- Born: Mark Edward Hay May 3, 1952 (age 74)
- Citizenship: American
- Education: University of Kentucky (B.A., 1974) University of California, Irvine (Ph.D., 1980)
- Known for: Marine ecology Research on coral reefs
- Awards: Lowell Thomas Award (2015) Gilbert Morgan Smith Medal (2018)
- Scientific career
- Fields: Ecology
- Institutions: Georgia Institute of Technology
- Thesis: Algal ecology on a Caribbean fringing reef (1980)

= Mark Hay =

American marine ecologist

Mark Edward Hay (born May 3, 1952) is an American marine ecologist. He is Regents Professor and Harry and Anna Teasley Chair in the School of Biological Sciences at the Georgia Institute of Technology. A fellow of the American Association for the Advancement of Science and the Ecological Society of America, he is known for his research on coral reefs in Fiji.

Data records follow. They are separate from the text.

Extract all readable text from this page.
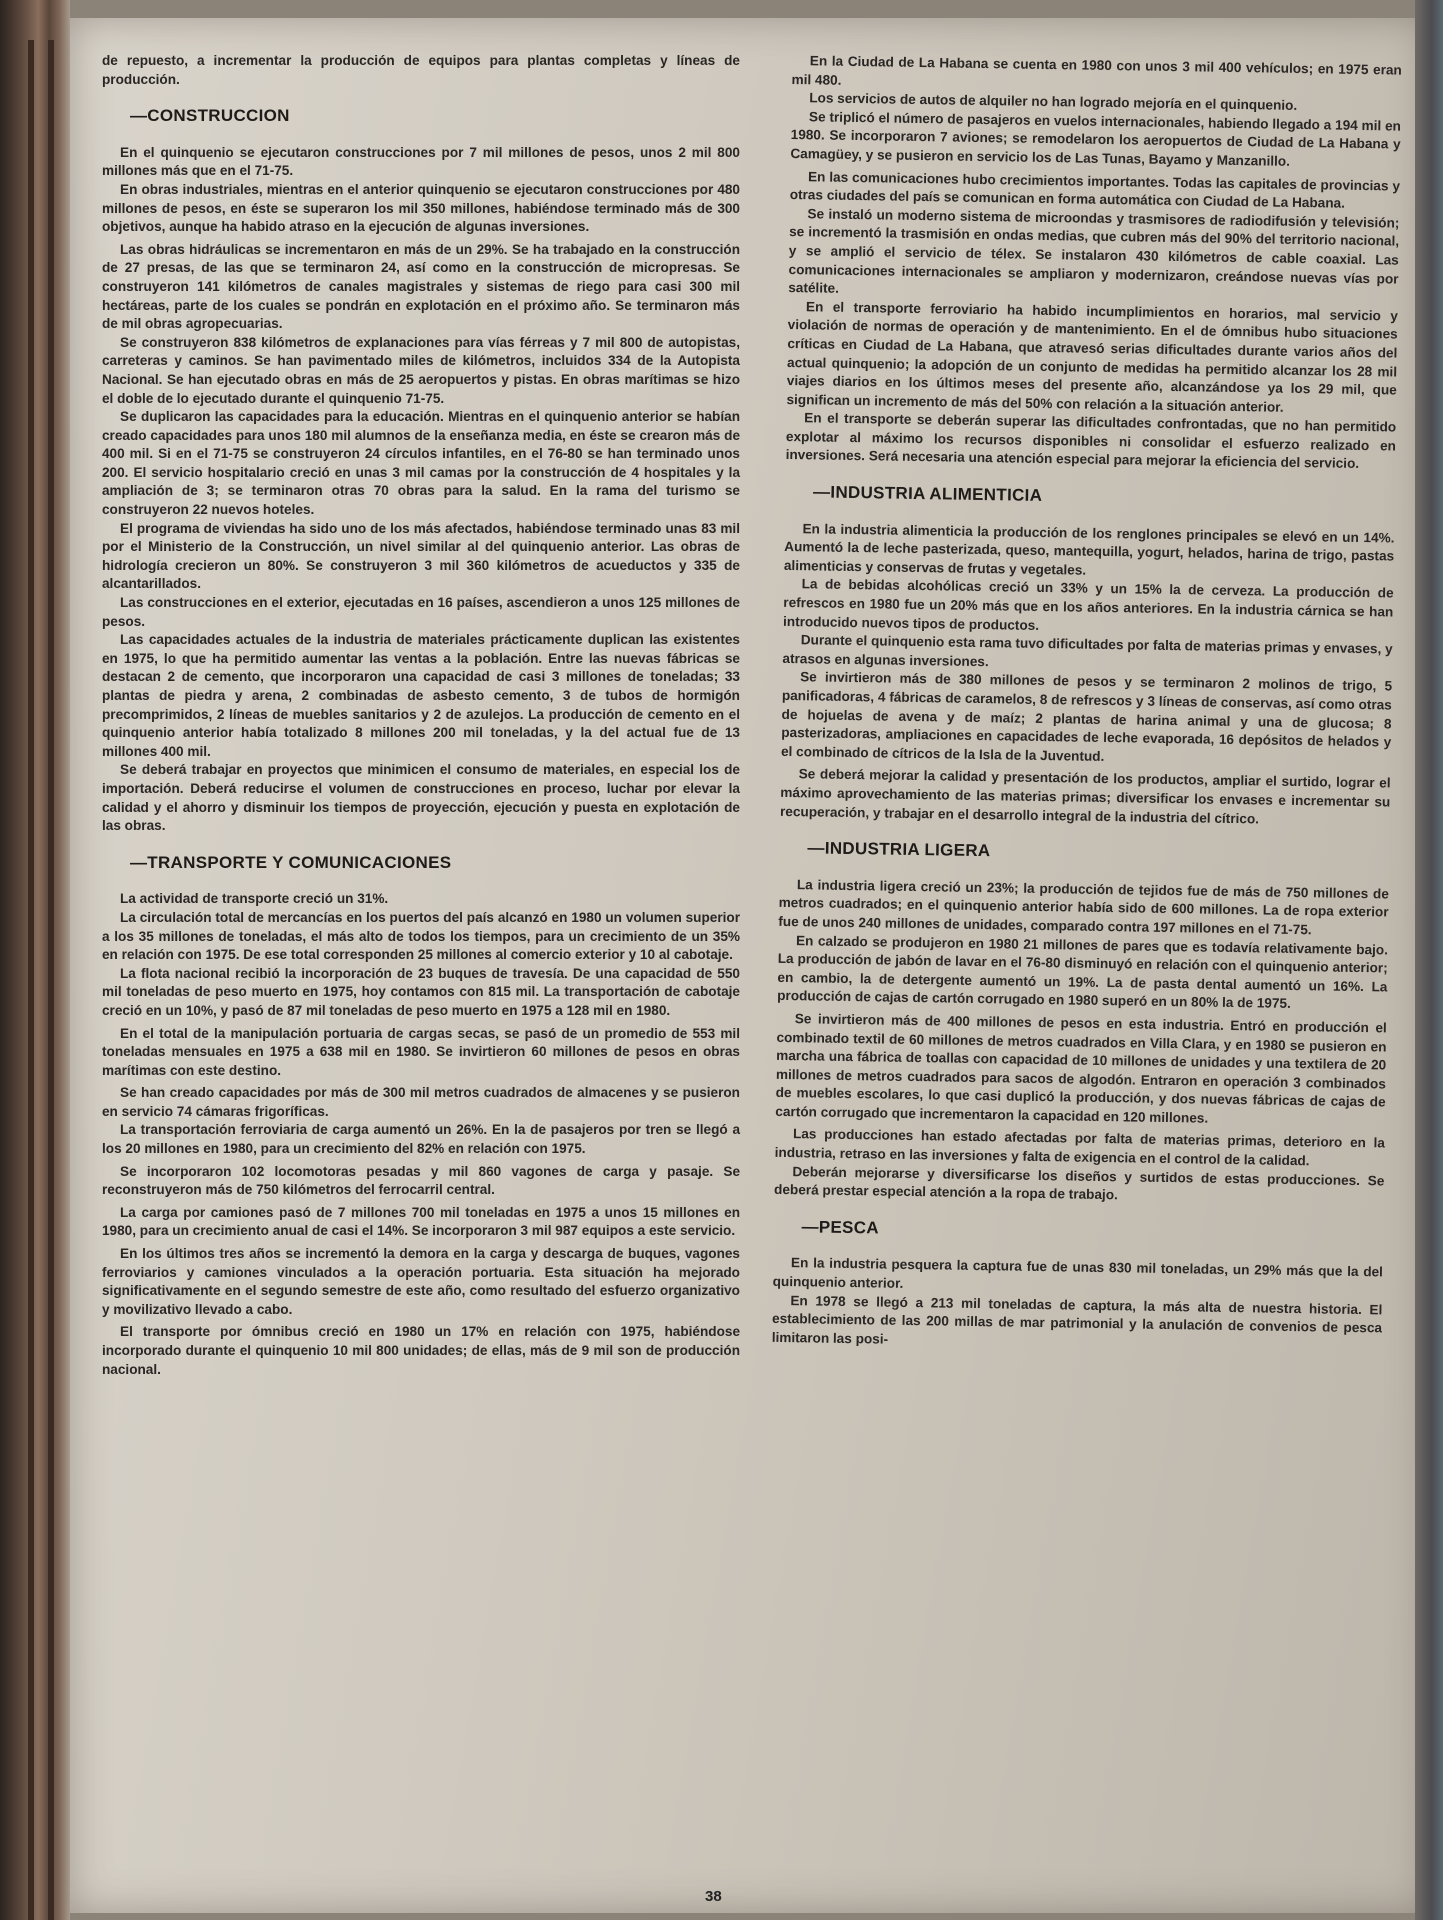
de repuesto, a incrementar la producción de equipos para plantas completas y líneas de producción.

—CONSTRUCCION

En el quinquenio se ejecutaron construcciones por 7 mil millones de pesos, unos 2 mil 800 millones más que en el 71-75.

En obras industriales, mientras en el anterior quinquenio se ejecutaron construcciones por 480 millones de pesos, en éste se superaron los mil 350 millones, habiéndose terminado más de 300 objetivos, aunque ha habido atraso en la ejecución de algunas inversiones.

Las obras hidráulicas se incrementaron en más de un 29%. Se ha trabajado en la construcción de 27 presas, de las que se terminaron 24, así como en la construcción de micropresas. Se construyeron 141 kilómetros de canales magistrales y sistemas de riego para casi 300 mil hectáreas, parte de los cuales se pondrán en explotación en el próximo año. Se terminaron más de mil obras agropecuarias.

Se construyeron 838 kilómetros de explanaciones para vías férreas y 7 mil 800 de autopistas, carreteras y caminos. Se han pavimentado miles de kilómetros, incluidos 334 de la Autopista Nacional. Se han ejecutado obras en más de 25 aeropuertos y pistas. En obras marítimas se hizo el doble de lo ejecutado durante el quinquenio 71-75.

Se duplicaron las capacidades para la educación. Mientras en el quinquenio anterior se habían creado capacidades para unos 180 mil alumnos de la enseñanza media, en éste se crearon más de 400 mil. Si en el 71-75 se construyeron 24 círculos infantiles, en el 76-80 se han terminado unos 200. El servicio hospitalario creció en unas 3 mil camas por la construcción de 4 hospitales y la ampliación de 3; se terminaron otras 70 obras para la salud. En la rama del turismo se construyeron 22 nuevos hoteles.

El programa de viviendas ha sido uno de los más afectados, habiéndose terminado unas 83 mil por el Ministerio de la Construcción, un nivel similar al del quinquenio anterior. Las obras de hidrología crecieron un 80%. Se construyeron 3 mil 360 kilómetros de acueductos y 335 de alcantarillados.

Las construcciones en el exterior, ejecutadas en 16 países, ascendieron a unos 125 millones de pesos.

Las capacidades actuales de la industria de materiales prácticamente duplican las existentes en 1975, lo que ha permitido aumentar las ventas a la población. Entre las nuevas fábricas se destacan 2 de cemento, que incorporaron una capacidad de casi 3 millones de toneladas; 33 plantas de piedra y arena, 2 combinadas de asbesto cemento, 3 de tubos de hormigón precomprimidos, 2 líneas de muebles sanitarios y 2 de azulejos. La producción de cemento en el quinquenio anterior había totalizado 8 millones 200 mil toneladas, y la del actual fue de 13 millones 400 mil.

Se deberá trabajar en proyectos que minimicen el consumo de materiales, en especial los de importación. Deberá reducirse el volumen de construcciones en proceso, luchar por elevar la calidad y el ahorro y disminuir los tiempos de proyección, ejecución y puesta en explotación de las obras.

—TRANSPORTE Y COMUNICACIONES

La actividad de transporte creció un 31%.

La circulación total de mercancías en los puertos del país alcanzó en 1980 un volumen superior a los 35 millones de toneladas, el más alto de todos los tiempos, para un crecimiento de un 35% en relación con 1975. De ese total corresponden 25 millones al comercio exterior y 10 al cabotaje.

La flota nacional recibió la incorporación de 23 buques de travesía. De una capacidad de 550 mil toneladas de peso muerto en 1975, hoy contamos con 815 mil. La transportación de cabotaje creció en un 10%, y pasó de 87 mil toneladas de peso muerto en 1975 a 128 mil en 1980.

En el total de la manipulación portuaria de cargas secas, se pasó de un promedio de 553 mil toneladas mensuales en 1975 a 638 mil en 1980. Se invirtieron 60 millones de pesos en obras marítimas con este destino.

Se han creado capacidades por más de 300 mil metros cuadrados de almacenes y se pusieron en servicio 74 cámaras frigoríficas.

La transportación ferroviaria de carga aumentó un 26%. En la de pasajeros por tren se llegó a los 20 millones en 1980, para un crecimiento del 82% en relación con 1975.

Se incorporaron 102 locomotoras pesadas y mil 860 vagones de carga y pasaje. Se reconstruyeron más de 750 kilómetros del ferrocarril central.

La carga por camiones pasó de 7 millones 700 mil toneladas en 1975 a unos 15 millones en 1980, para un crecimiento anual de casi el 14%. Se incorporaron 3 mil 987 equipos a este servicio.

En los últimos tres años se incrementó la demora en la carga y descarga de buques, vagones ferroviarios y camiones vinculados a la operación portuaria. Esta situación ha mejorado significativamente en el segundo semestre de este año, como resultado del esfuerzo organizativo y movilizativo llevado a cabo.

El transporte por ómnibus creció en 1980 un 17% en relación con 1975, habiéndose incorporado durante el quinquenio 10 mil 800 unidades; de ellas, más de 9 mil son de producción nacional.

En la Ciudad de La Habana se cuenta en 1980 con unos 3 mil 400 vehículos; en 1975 eran mil 480.

Los servicios de autos de alquiler no han logrado mejoría en el quinquenio.

Se triplicó el número de pasajeros en vuelos internacionales, habiendo llegado a 194 mil en 1980. Se incorporaron 7 aviones; se remodelaron los aeropuertos de Ciudad de La Habana y Camagüey, y se pusieron en servicio los de Las Tunas, Bayamo y Manzanillo.

En las comunicaciones hubo crecimientos importantes. Todas las capitales de provincias y otras ciudades del país se comunican en forma automática con Ciudad de La Habana.

Se instaló un moderno sistema de microondas y trasmisores de radiodifusión y televisión; se incrementó la trasmisión en ondas medias, que cubren más del 90% del territorio nacional, y se amplió el servicio de télex. Se instalaron 430 kilómetros de cable coaxial. Las comunicaciones internacionales se ampliaron y modernizaron, creándose nuevas vías por satélite.

En el transporte ferroviario ha habido incumplimientos en horarios, mal servicio y violación de normas de operación y de mantenimiento. En el de ómnibus hubo situaciones críticas en Ciudad de La Habana, que atravesó serias dificultades durante varios años del actual quinquenio; la adopción de un conjunto de medidas ha permitido alcanzar los 28 mil viajes diarios en los últimos meses del presente año, alcanzándose ya los 29 mil, que significan un incremento de más del 50% con relación a la situación anterior.

En el transporte se deberán superar las dificultades confrontadas, que no han permitido explotar al máximo los recursos disponibles ni consolidar el esfuerzo realizado en inversiones. Será necesaria una atención especial para mejorar la eficiencia del servicio.

—INDUSTRIA ALIMENTICIA

En la industria alimenticia la producción de los renglones principales se elevó en un 14%. Aumentó la de leche pasterizada, queso, mantequilla, yogurt, helados, harina de trigo, pastas alimenticias y conservas de frutas y vegetales.

La de bebidas alcohólicas creció un 33% y un 15% la de cerveza. La producción de refrescos en 1980 fue un 20% más que en los años anteriores. En la industria cárnica se han introducido nuevos tipos de productos.

Durante el quinquenio esta rama tuvo dificultades por falta de materias primas y envases, y atrasos en algunas inversiones.

Se invirtieron más de 380 millones de pesos y se terminaron 2 molinos de trigo, 5 panificadoras, 4 fábricas de caramelos, 8 de refrescos y 3 líneas de conservas, así como otras de hojuelas de avena y de maíz; 2 plantas de harina animal y una de glucosa; 8 pasterizadoras, ampliaciones en capacidades de leche evaporada, 16 depósitos de helados y el combinado de cítricos de la Isla de la Juventud.

Se deberá mejorar la calidad y presentación de los productos, ampliar el surtido, lograr el máximo aprovechamiento de las materias primas; diversificar los envases e incrementar su recuperación, y trabajar en el desarrollo integral de la industria del cítrico.

—INDUSTRIA LIGERA

La industria ligera creció un 23%; la producción de tejidos fue de más de 750 millones de metros cuadrados; en el quinquenio anterior había sido de 600 millones. La de ropa exterior fue de unos 240 millones de unidades, comparado contra 197 millones en el 71-75.

En calzado se produjeron en 1980 21 millones de pares que es todavía relativamente bajo. La producción de jabón de lavar en el 76-80 disminuyó en relación con el quinquenio anterior; en cambio, la de detergente aumentó un 19%. La de pasta dental aumentó un 16%. La producción de cajas de cartón corrugado en 1980 superó en un 80% la de 1975.

Se invirtieron más de 400 millones de pesos en esta industria. Entró en producción el combinado textil de 60 millones de metros cuadrados en Villa Clara, y en 1980 se pusieron en marcha una fábrica de toallas con capacidad de 10 millones de unidades y una textilera de 20 millones de metros cuadrados para sacos de algodón. Entraron en operación 3 combinados de muebles escolares, lo que casi duplicó la producción, y dos nuevas fábricas de cajas de cartón corrugado que incrementaron la capacidad en 120 millones.

Las producciones han estado afectadas por falta de materias primas, deterioro en la industria, retraso en las inversiones y falta de exigencia en el control de la calidad.

Deberán mejorarse y diversificarse los diseños y surtidos de estas producciones. Se deberá prestar especial atención a la ropa de trabajo.

—PESCA

En la industria pesquera la captura fue de unas 830 mil toneladas, un 29% más que la del quinquenio anterior.

En 1978 se llegó a 213 mil toneladas de captura, la más alta de nuestra historia. El establecimiento de las 200 millas de mar patrimonial y la anulación de convenios de pesca limitaron las posi-

38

He received the Cody Award from the Scripps Institution of Oceanography in 2012, the Lowell Thomas Award from the Explorers Club in 2015, the Silver Medal from the International Society of Chemical Ecology in 2016, and the Gilbert Morgan Smith Medal from the National Academy of Sciences in 2018.
He was elected a member of both the National Academy of Sciences and the American Academy of Arts and Sciences in 2022.